In Beijing I had to admit to myself that I was feeling nerves, and attack them at their source. It is important to acknowledge your emotional feelings to practice the present moment. If you are in denial about your feelings, it will come out in a negative way- eventually. For example, in the lead up to the Olympics I repeatedly denied that I was stressed out until it manifested itself in a bad case of shingles on my face in September, 2021. I finally had to face the fact that I was overwhelmed and make some changes in my life and mental strategy.
Emotions have a lot less power over you when you acknowledge them. It is natural to want to hide strong emotions or feelings. Sometimes I catch myself hiding feelings from myself, because I judge that particular thought or feeling as negative. But when I acknowledge the way I am feeling, the path forward always seems more clear. Shine a light on those feelings and you might find that they are less ugly than you thought.

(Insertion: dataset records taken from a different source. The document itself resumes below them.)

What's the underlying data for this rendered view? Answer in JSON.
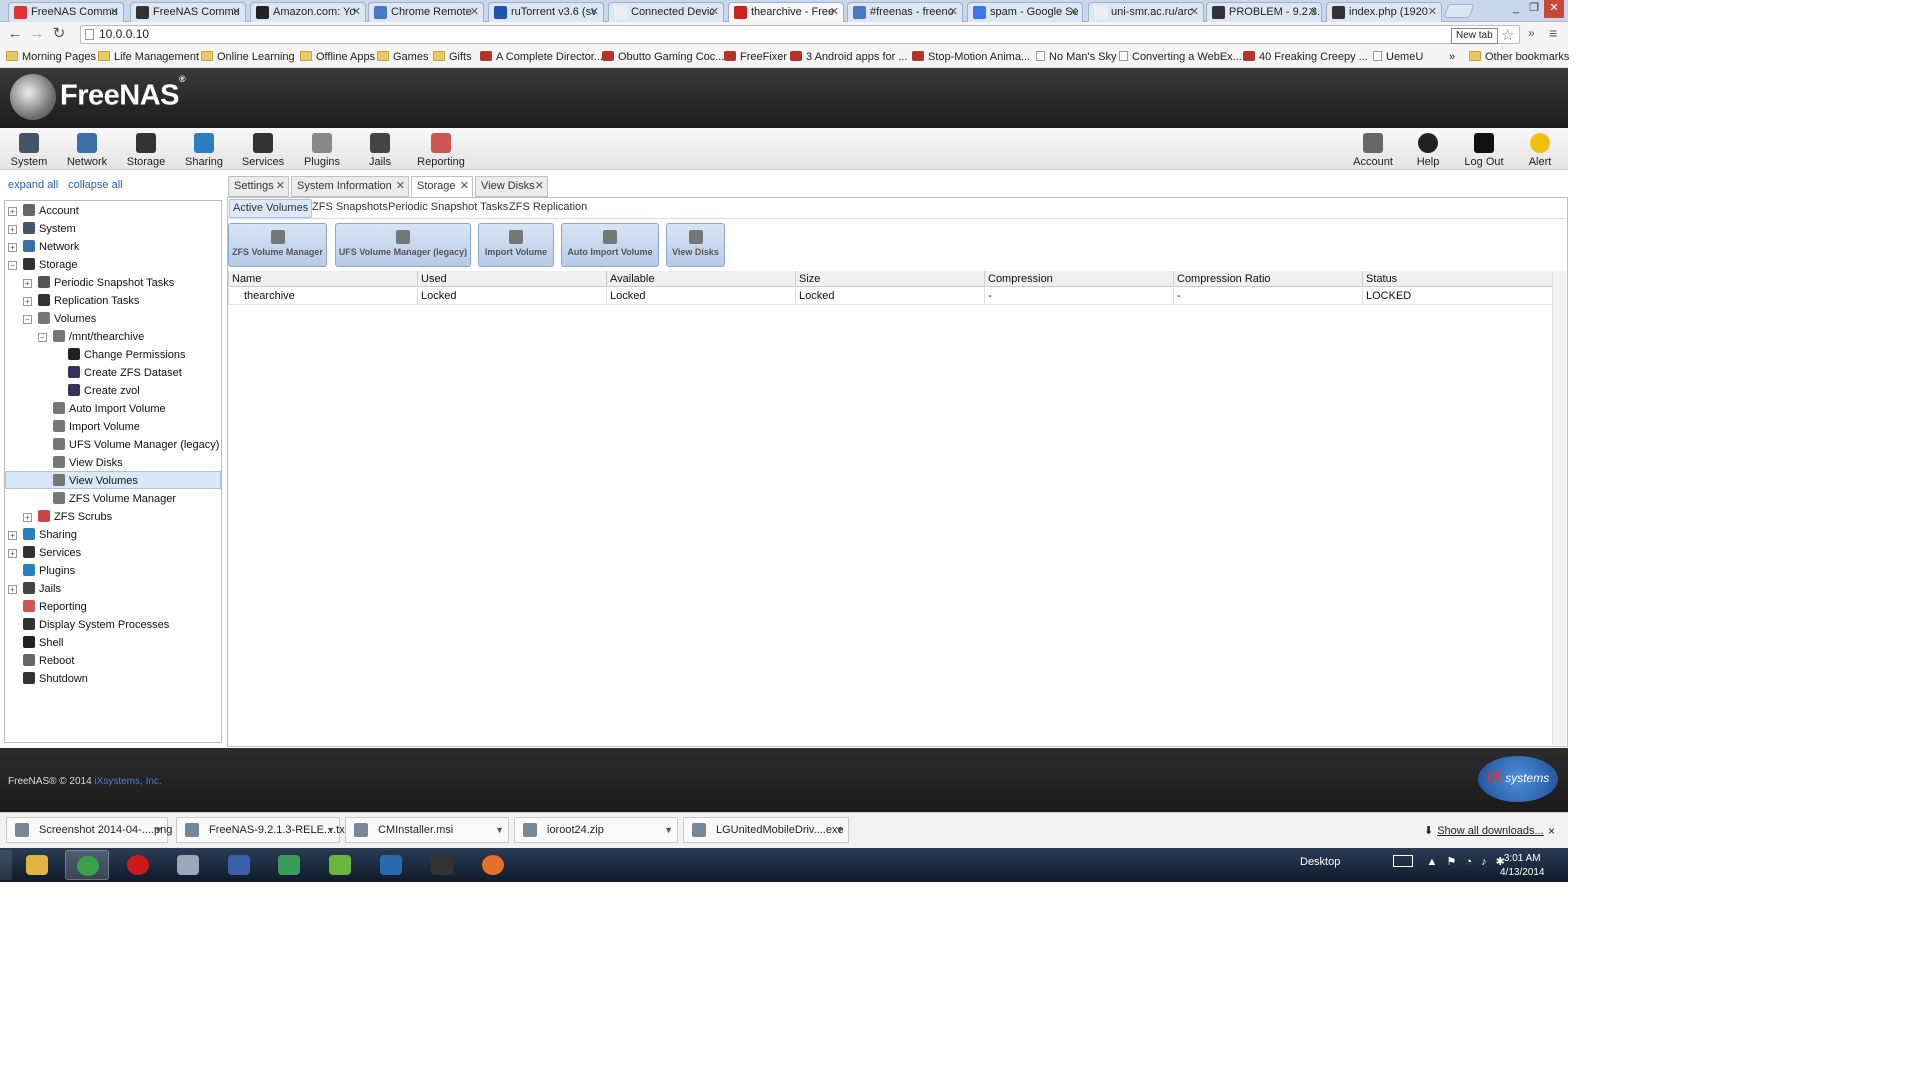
{
  "browser": {
    "tabs": [
      {
        "label": "FreeNAS Commu",
        "icon": "gmail-icon",
        "color": "#d33"
      },
      {
        "label": "FreeNAS Commu",
        "icon": "freenas-icon",
        "color": "#333"
      },
      {
        "label": "Amazon.com: Yo",
        "icon": "amazon-icon",
        "color": "#222"
      },
      {
        "label": "Chrome Remote",
        "icon": "remote-icon",
        "color": "#4a78c2"
      },
      {
        "label": "ruTorrent v3.6 (sv",
        "icon": "torrent-icon",
        "color": "#2255aa"
      },
      {
        "label": "Connected Devic",
        "icon": "page-icon",
        "color": "#eee"
      },
      {
        "label": "thearchive - Free",
        "icon": "freenas-icon",
        "color": "#c22",
        "active": true
      },
      {
        "label": "#freenas - freeno",
        "icon": "irc-icon",
        "color": "#4a78c2"
      },
      {
        "label": "spam - Google Se",
        "icon": "google-icon",
        "color": "#3b77e8"
      },
      {
        "label": "uni-smr.ac.ru/arc",
        "icon": "page-icon",
        "color": "#eee"
      },
      {
        "label": "PROBLEM - 9.2.3.",
        "icon": "freenas-icon",
        "color": "#333"
      },
      {
        "label": "index.php (1920",
        "icon": "freenas-icon",
        "color": "#333"
      }
    ],
    "new_tab_tooltip": "New tab",
    "url": "10.0.0.10",
    "more_icon": "»",
    "menu_icon": "≡"
  },
  "bookmarks": [
    {
      "label": "Morning Pages",
      "type": "folder"
    },
    {
      "label": "Life Management",
      "type": "folder"
    },
    {
      "label": "Online Learning",
      "type": "folder"
    },
    {
      "label": "Offline Apps",
      "type": "folder"
    },
    {
      "label": "Games",
      "type": "folder"
    },
    {
      "label": "Gifts",
      "type": "folder"
    },
    {
      "label": "A Complete Director...",
      "type": "site"
    },
    {
      "label": "Obutto Gaming Coc...",
      "type": "site"
    },
    {
      "label": "FreeFixer",
      "type": "site"
    },
    {
      "label": "3 Android apps for ...",
      "type": "site"
    },
    {
      "label": "Stop-Motion Anima...",
      "type": "site"
    },
    {
      "label": "No Man's Sky",
      "type": "page"
    },
    {
      "label": "Converting a WebEx...",
      "type": "page"
    },
    {
      "label": "40 Freaking Creepy ...",
      "type": "site"
    },
    {
      "label": "UemeU",
      "type": "page"
    }
  ],
  "bookmarks_overflow": "»",
  "other_bookmarks": "Other bookmarks",
  "app": {
    "logo_text": "FreeNAS",
    "logo_reg": "®",
    "main_menu": [
      {
        "label": "System",
        "icon": "system-icon"
      },
      {
        "label": "Network",
        "icon": "network-icon"
      },
      {
        "label": "Storage",
        "icon": "storage-icon"
      },
      {
        "label": "Sharing",
        "icon": "sharing-icon"
      },
      {
        "label": "Services",
        "icon": "services-icon"
      },
      {
        "label": "Plugins",
        "icon": "plugins-icon"
      },
      {
        "label": "Jails",
        "icon": "jails-icon"
      },
      {
        "label": "Reporting",
        "icon": "reporting-icon"
      }
    ],
    "right_menu": [
      {
        "label": "Account",
        "icon": "account-icon"
      },
      {
        "label": "Help",
        "icon": "help-icon"
      },
      {
        "label": "Log Out",
        "icon": "logout-icon"
      },
      {
        "label": "Alert",
        "icon": "alert-icon"
      }
    ],
    "expand_all": "expand all",
    "collapse_all": "collapse all",
    "tree": [
      {
        "label": "Account",
        "level": 0,
        "toggle": "+"
      },
      {
        "label": "System",
        "level": 0,
        "toggle": "+"
      },
      {
        "label": "Network",
        "level": 0,
        "toggle": "+"
      },
      {
        "label": "Storage",
        "level": 0,
        "toggle": "-"
      },
      {
        "label": "Periodic Snapshot Tasks",
        "level": 1,
        "toggle": "+"
      },
      {
        "label": "Replication Tasks",
        "level": 1,
        "toggle": "+"
      },
      {
        "label": "Volumes",
        "level": 1,
        "toggle": "-"
      },
      {
        "label": "/mnt/thearchive",
        "level": 2,
        "toggle": "-"
      },
      {
        "label": "Change Permissions",
        "level": 3,
        "toggle": ""
      },
      {
        "label": "Create ZFS Dataset",
        "level": 3,
        "toggle": ""
      },
      {
        "label": "Create zvol",
        "level": 3,
        "toggle": ""
      },
      {
        "label": "Auto Import Volume",
        "level": 2,
        "toggle": ""
      },
      {
        "label": "Import Volume",
        "level": 2,
        "toggle": ""
      },
      {
        "label": "UFS Volume Manager (legacy)",
        "level": 2,
        "toggle": ""
      },
      {
        "label": "View Disks",
        "level": 2,
        "toggle": ""
      },
      {
        "label": "View Volumes",
        "level": 2,
        "toggle": "",
        "selected": true
      },
      {
        "label": "ZFS Volume Manager",
        "level": 2,
        "toggle": ""
      },
      {
        "label": "ZFS Scrubs",
        "level": 1,
        "toggle": "+"
      },
      {
        "label": "Sharing",
        "level": 0,
        "toggle": "+"
      },
      {
        "label": "Services",
        "level": 0,
        "toggle": "+"
      },
      {
        "label": "Plugins",
        "level": 0,
        "toggle": ""
      },
      {
        "label": "Jails",
        "level": 0,
        "toggle": "+"
      },
      {
        "label": "Reporting",
        "level": 0,
        "toggle": ""
      },
      {
        "label": "Display System Processes",
        "level": 0,
        "toggle": ""
      },
      {
        "label": "Shell",
        "level": 0,
        "toggle": ""
      },
      {
        "label": "Reboot",
        "level": 0,
        "toggle": ""
      },
      {
        "label": "Shutdown",
        "level": 0,
        "toggle": ""
      }
    ],
    "doc_tabs": [
      {
        "label": "Settings"
      },
      {
        "label": "System Information"
      },
      {
        "label": "Storage",
        "active": true
      },
      {
        "label": "View Disks"
      }
    ],
    "sub_tabs": [
      {
        "label": "Active Volumes",
        "active": true
      },
      {
        "label": "ZFS Snapshots"
      },
      {
        "label": "Periodic Snapshot Tasks"
      },
      {
        "label": "ZFS Replication"
      }
    ],
    "action_buttons": [
      {
        "label": "ZFS Volume Manager"
      },
      {
        "label": "UFS Volume Manager (legacy)"
      },
      {
        "label": "Import Volume"
      },
      {
        "label": "Auto Import Volume"
      },
      {
        "label": "View Disks"
      }
    ],
    "table": {
      "columns": [
        "Name",
        "Used",
        "Available",
        "Size",
        "Compression",
        "Compression Ratio",
        "Status"
      ],
      "rows": [
        [
          "thearchive",
          "Locked",
          "Locked",
          "Locked",
          "-",
          "-",
          "LOCKED"
        ]
      ]
    },
    "footer": {
      "copyright": "FreeNAS® © 2014",
      "company": "iXsystems, Inc.",
      "logo_ix": "iX",
      "logo_text": "systems"
    }
  },
  "downloads": {
    "items": [
      {
        "label": "Screenshot 2014-04-....png"
      },
      {
        "label": "FreeNAS-9.2.1.3-RELE....txz"
      },
      {
        "label": "CMInstaller.msi"
      },
      {
        "label": "ioroot24.zip"
      },
      {
        "label": "LGUnitedMobileDriv....exe"
      }
    ],
    "show_all": "Show all downloads...",
    "close": "×"
  },
  "taskbar": {
    "apps": [
      {
        "name": "explorer-icon",
        "color": "#e0b440"
      },
      {
        "name": "chrome-icon",
        "color": "#3aa04a",
        "open": true
      },
      {
        "name": "opera-icon",
        "color": "#cc1a1a"
      },
      {
        "name": "computer-icon",
        "color": "#9aa8b8"
      },
      {
        "name": "keepass-icon",
        "color": "#3b5fa8"
      },
      {
        "name": "network-tool-icon",
        "color": "#3a9a5a"
      },
      {
        "name": "clover-icon",
        "color": "#6ab53a"
      },
      {
        "name": "dolphin-icon",
        "color": "#2a6ab0"
      },
      {
        "name": "steam-icon",
        "color": "#333"
      },
      {
        "name": "firefox-icon",
        "color": "#e8702a"
      }
    ],
    "desktop_label": "Desktop",
    "time": "3:01 AM",
    "date": "4/13/2014"
  }
}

“What is the root cause of my anxiety?”
Subconsciously we all allow outside influences to impact our thoughts at times. They are not harmful until we internalize them and take ownership of them. This typically manifests itself through warning signs such as: a sustained elevated heart rate, restlessness or inability to stand still, brain fog, auxiliary muscle tension (clenched jaw, fists, furrowed brow). As soon as you recognize these warning signs you can begin your meditation practice and then proceed to interview yourself.
During Qualifiers, I discovered a relapse to an old way of thinking. I had fallen into the old habit of telling myself “I have to land these runs or four years of preparation will be a waste.” Instead, I reflected on the journey to get to this moment. Reminding myself that the story I was a part of was a beautiful thing whether I landed a run or not gave me the confidence I needed to let the tension go. I took ownership of what I had control over and I let go of the rest. By the time I dropped in for my first run the pressure had faded and I was in the flow state. I finished the day in fourth place, which is all I needed on that day. I made it through to finals.